Using the Cornerstone Arts Center's I.D.E.A. Space as inspiration, Colorado College curator Jessica Hunter Larsen sought out art that reflected culture and represented architecture as a social endeavor.
The Architecture of Desire now culminates with Part II, featuring three videos by Lida Abdul, set in post-Taliban Afghanistan. Abdul challenges the notion of "home" as a safe haven, using ruined homes and other shelters to show how war has impacted daily life and Afghani culture.
"Afghanistan is the most land-mined country in the world right now," says Hunter Larsen. "So much of their cultural heritage and daily life has been destroyed by these buildings being destroyed."
Abdul's imagery forces us to consider who we would be and how we would move though life if more than half our environment was reduced to ruin.

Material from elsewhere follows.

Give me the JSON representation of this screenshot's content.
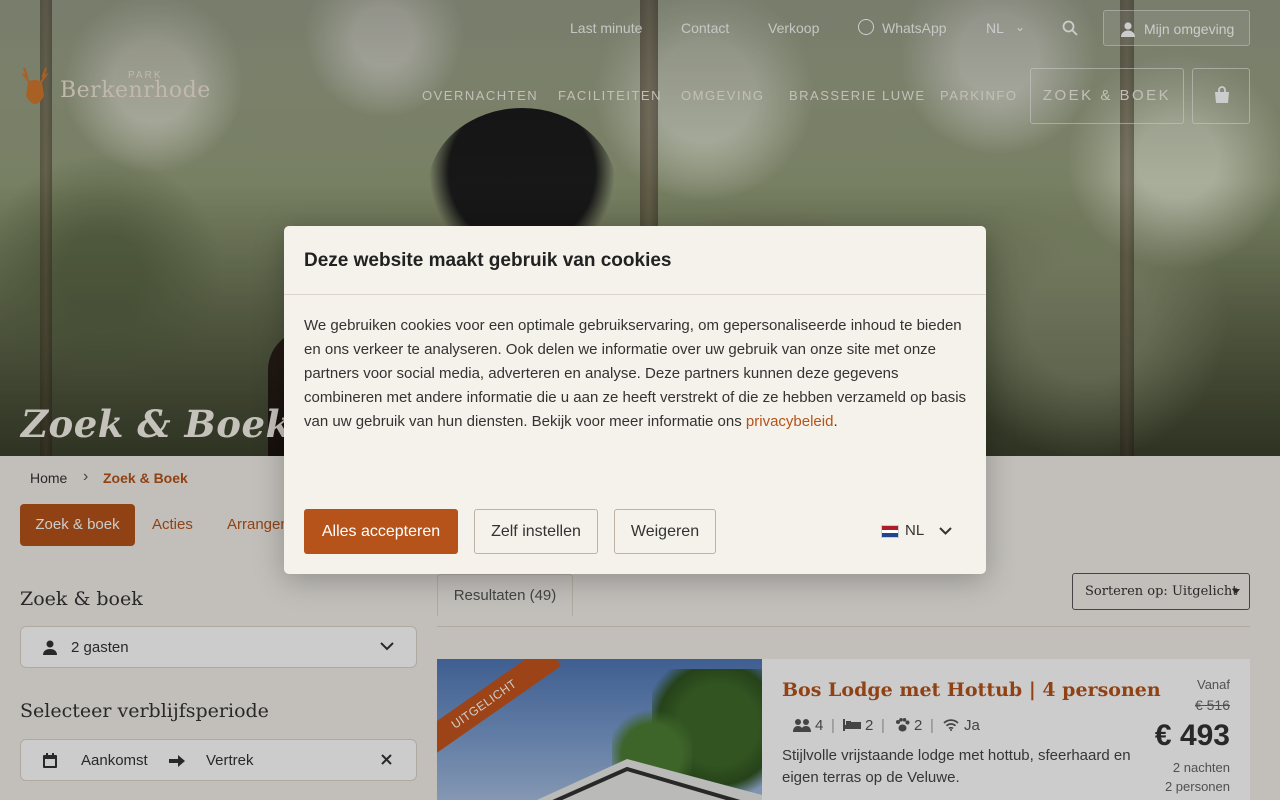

"A lot of her work deals with how you think about who you are in the present, how you think about your future, and where you put that culturally, intellectually, socially," Hunter Larsen says.
Born in Kabul, Abdul was forced to leave left Afghanistan as a child during the Soviet invasion in 1979. Her videos address the consequences of conflict and oppression and seek to redefine conventional ideas about community and shelter.
"The lovely thing about her work is that it's very beautiful and poetic," says Hunter Larsen. "So you're looking at this [destruction], but there is a sense of hope in it. A sense of, 'We're going to create a space through art that helps deal with this.' There's a lot of power in that."